Teaching in Ghana:
I taught Kindergarten through 8th grade French and English at Bevy Bi-Lingual and Anani International School in Accra, Ghana. I taught basic grammar and literature, assisted in exam preparation, helped facilitate final examinations, and formed bonds with students by the end of my student teaching. I lived at a hostel for the first three weeks and a home stay for the remaining five weeks. From there, I walked to and from school every day. On weekends/school breaks, I ate with local Ghanaians, traveled around Ghana’s different regions, and enjoyed Ghanaian culture firsthand!
The host culture:
My favorite part about Ghanaian culture is the value of respect. Students were always asking if they could help teachers by carrying chairs and bringing their meals. There was a sense of amity between teachers and students that was different from some placements in the U.S. Outside of the classroom, Ghanaians are very respectful towards their elders and family members. Again, this is somewhat seen in our American classrooms, but not to this degree. On a more surface level definition of culture, I loved Ghanaian food. Be sure to ask an Auntie if you can try some red red or banku and okra!

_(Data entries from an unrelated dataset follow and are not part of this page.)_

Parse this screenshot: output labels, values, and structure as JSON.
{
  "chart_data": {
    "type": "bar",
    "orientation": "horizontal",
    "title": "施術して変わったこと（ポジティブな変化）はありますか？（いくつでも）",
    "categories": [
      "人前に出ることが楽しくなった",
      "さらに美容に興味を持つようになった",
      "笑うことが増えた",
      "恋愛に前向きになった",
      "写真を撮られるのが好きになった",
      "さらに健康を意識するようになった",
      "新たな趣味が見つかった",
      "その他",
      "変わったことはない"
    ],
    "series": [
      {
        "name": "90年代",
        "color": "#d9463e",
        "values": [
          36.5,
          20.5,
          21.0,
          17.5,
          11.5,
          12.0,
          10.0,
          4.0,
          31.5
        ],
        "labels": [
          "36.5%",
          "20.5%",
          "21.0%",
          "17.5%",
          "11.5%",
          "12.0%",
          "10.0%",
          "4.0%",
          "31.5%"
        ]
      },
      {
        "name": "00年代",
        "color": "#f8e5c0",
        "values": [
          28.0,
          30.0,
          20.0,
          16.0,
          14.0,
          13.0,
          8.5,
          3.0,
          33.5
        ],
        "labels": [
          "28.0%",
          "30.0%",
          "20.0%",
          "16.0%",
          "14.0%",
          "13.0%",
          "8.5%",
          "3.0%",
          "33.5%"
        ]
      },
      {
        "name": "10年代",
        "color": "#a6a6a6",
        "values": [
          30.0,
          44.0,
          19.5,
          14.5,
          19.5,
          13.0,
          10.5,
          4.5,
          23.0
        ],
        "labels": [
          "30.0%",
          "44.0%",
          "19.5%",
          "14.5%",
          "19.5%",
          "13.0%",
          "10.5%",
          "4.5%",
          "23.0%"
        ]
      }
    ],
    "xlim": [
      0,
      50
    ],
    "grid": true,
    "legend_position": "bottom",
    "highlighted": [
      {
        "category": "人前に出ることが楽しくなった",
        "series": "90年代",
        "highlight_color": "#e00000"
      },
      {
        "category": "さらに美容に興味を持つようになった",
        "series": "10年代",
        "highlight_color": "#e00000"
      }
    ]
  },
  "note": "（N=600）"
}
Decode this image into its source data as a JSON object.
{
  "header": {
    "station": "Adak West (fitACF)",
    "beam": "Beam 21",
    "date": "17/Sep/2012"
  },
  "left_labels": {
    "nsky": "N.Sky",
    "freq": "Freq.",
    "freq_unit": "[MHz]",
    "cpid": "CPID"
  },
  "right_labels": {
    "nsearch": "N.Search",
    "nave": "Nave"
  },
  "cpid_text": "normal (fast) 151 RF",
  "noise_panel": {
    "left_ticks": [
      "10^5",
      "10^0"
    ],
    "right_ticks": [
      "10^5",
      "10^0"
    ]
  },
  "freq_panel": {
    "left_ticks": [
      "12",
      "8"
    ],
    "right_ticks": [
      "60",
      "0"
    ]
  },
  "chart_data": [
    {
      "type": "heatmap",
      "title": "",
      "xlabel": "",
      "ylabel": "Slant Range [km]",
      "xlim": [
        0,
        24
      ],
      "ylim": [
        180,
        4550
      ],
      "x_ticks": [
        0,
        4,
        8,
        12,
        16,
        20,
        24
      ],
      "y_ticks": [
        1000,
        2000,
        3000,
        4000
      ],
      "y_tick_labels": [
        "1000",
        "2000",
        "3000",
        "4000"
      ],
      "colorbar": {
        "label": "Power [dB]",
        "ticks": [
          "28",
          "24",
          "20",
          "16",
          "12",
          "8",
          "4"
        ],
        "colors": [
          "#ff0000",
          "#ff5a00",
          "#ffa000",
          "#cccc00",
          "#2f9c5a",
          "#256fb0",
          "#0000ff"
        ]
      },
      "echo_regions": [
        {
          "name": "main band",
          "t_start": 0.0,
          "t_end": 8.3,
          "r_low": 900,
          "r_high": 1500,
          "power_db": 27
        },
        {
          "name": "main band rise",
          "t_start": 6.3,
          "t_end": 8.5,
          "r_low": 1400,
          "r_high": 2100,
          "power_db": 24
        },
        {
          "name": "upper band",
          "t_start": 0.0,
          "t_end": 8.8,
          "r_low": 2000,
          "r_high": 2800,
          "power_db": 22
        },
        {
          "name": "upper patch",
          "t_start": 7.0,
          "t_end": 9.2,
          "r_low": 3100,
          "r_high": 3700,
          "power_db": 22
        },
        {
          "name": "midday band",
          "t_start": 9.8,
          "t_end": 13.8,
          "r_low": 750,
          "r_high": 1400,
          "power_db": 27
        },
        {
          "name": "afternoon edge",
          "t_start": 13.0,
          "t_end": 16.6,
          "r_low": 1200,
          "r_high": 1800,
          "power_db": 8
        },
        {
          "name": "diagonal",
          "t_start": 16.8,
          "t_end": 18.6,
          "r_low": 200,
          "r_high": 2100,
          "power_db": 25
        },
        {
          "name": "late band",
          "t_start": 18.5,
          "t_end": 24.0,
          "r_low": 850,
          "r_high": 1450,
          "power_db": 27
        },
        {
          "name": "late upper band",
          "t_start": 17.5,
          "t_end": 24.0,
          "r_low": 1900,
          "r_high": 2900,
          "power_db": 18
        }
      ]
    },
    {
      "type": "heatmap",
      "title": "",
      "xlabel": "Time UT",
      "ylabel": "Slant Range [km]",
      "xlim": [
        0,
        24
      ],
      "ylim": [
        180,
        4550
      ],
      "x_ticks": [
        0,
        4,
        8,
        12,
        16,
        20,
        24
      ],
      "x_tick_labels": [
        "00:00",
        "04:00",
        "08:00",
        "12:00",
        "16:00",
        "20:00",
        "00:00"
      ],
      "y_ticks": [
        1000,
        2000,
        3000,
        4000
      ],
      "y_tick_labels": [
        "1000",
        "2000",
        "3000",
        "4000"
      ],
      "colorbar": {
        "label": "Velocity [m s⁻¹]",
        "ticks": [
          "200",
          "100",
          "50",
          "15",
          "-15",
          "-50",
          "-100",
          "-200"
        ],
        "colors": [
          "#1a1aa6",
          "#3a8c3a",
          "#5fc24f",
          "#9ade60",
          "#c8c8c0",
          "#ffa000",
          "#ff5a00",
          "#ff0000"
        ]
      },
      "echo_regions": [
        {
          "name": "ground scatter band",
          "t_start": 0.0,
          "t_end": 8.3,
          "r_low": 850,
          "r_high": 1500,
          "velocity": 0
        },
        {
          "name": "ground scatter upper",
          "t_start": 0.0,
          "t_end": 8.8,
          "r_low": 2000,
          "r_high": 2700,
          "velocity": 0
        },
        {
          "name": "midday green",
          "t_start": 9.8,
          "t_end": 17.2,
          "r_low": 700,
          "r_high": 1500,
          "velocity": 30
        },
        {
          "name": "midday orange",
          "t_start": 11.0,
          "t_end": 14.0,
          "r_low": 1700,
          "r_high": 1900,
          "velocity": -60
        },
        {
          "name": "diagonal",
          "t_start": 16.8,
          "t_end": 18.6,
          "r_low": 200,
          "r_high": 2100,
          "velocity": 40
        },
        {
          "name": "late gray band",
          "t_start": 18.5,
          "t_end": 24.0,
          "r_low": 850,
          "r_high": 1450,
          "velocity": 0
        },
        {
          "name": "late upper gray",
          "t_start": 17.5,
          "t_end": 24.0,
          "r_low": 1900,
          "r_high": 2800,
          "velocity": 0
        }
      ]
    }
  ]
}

You are there to be a teacher, yes, but you're also there as a learner and observer. Appreciate this culture for what it is, and challenge what you thought it would be and why.
Challenging conditions and teaching creatively:
The most challenging living aspect of my placement in Ghana would be the conditions in which my students and their communities were living. For example, many students walk to school, unaccompanied, for miles in intense heat. My professional time as a student teacher in Ghana taught me that you do not need materials to be a star teacher. My student teaching in Indiana was filled with laptops, projectors, smart boards, and headphones whereas teaching in Ghana taught me to get creative with lesson plans that involved little to no materials. These experiences have prepared me for my goal of being a lifelong educator, in that it is always important to think on your toes and repurpose your own devices to fit different age groups/subjects.
Advice for future students:
My advice to you is this: be patient and be open. Things will not always happen as you want them to or think they should. My host father, Uncle Eddie, often said “you’re on Ghana time now!” You are there to be a teacher, yes, but you're also there as a learner and observer. Appreciate this culture for what it is, and challenge what you thought it would be and why. I was honored to be the first Global Gateway student from Indiana University to arrive in Ghana. It was one of the most unique experiences in my teaching career thus far, and it will forever be one that I reflect upon as I continue my pedagogy. Just as I did, you will soon know the true definition of AKWAABA when teaching in Ghana.